The redox state maintained by GSH acts as a defensive role in salt tolerance (Shalata et al., 2001). Furthermore, the central action of GSH is to renew of ascorbate via reduction of DHA through DHAR activity in the antioxidant protection system (Noctor and Foyer, 1998). In our study, exogenous AsA noticeably increased GSH contents under salt stress (Figure 3C). Due to availability of exogenous AsA, GSH might not be used in AsA maintenance via DHAR activity. However, this higher GSH might be used by glutathione peroxidase (GPX, an important H2O2 decomposer). Nevertheless, amplified activity of DHAR in Super gold can use GSH.  In the present study, GSSG contents meaningfully increased of all maize hybrids under salt stress and further decreased in the presence of  AsA treatment (Figure 3D). The increased contents of GSSG under salt-stress in plant perhaps recognized to the reaction of GSH with oxyradicals formed by oxidative stress or diminished GR activity (Aravind and Prasad, 2005). Therefore, AsA application reduced the oxidation GSH. These findings were supported with earlier reports which exposed the intensification of the GSSG contents in salt treated plant (Rohman et al., 2016). However, APX conferred tolerance to all maize genotypes. The variation of MADAR and DHAR activity suggested that AsA mediated tolerance under salinity varies with maize genotypes. 

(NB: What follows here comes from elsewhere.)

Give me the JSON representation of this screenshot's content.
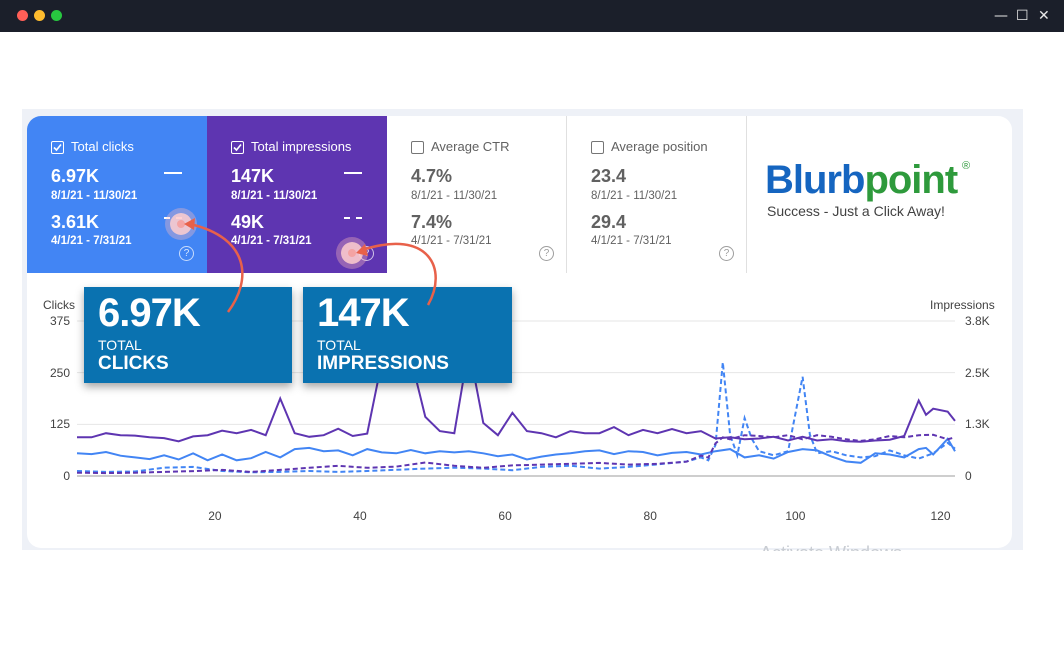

In conclusion, it is clear that application of AsA as non-enzymatic antioxidant alleviated the adverse effect of salinity in maize hybrids and improved all growth and some biochemical attributes by regulating the antioxidative protection mechanisms. Therefore, AsA can performance efficiently in plants as medication when applied at the appropriate concentration during stress environment.


The authors have not declared any conflict of interests.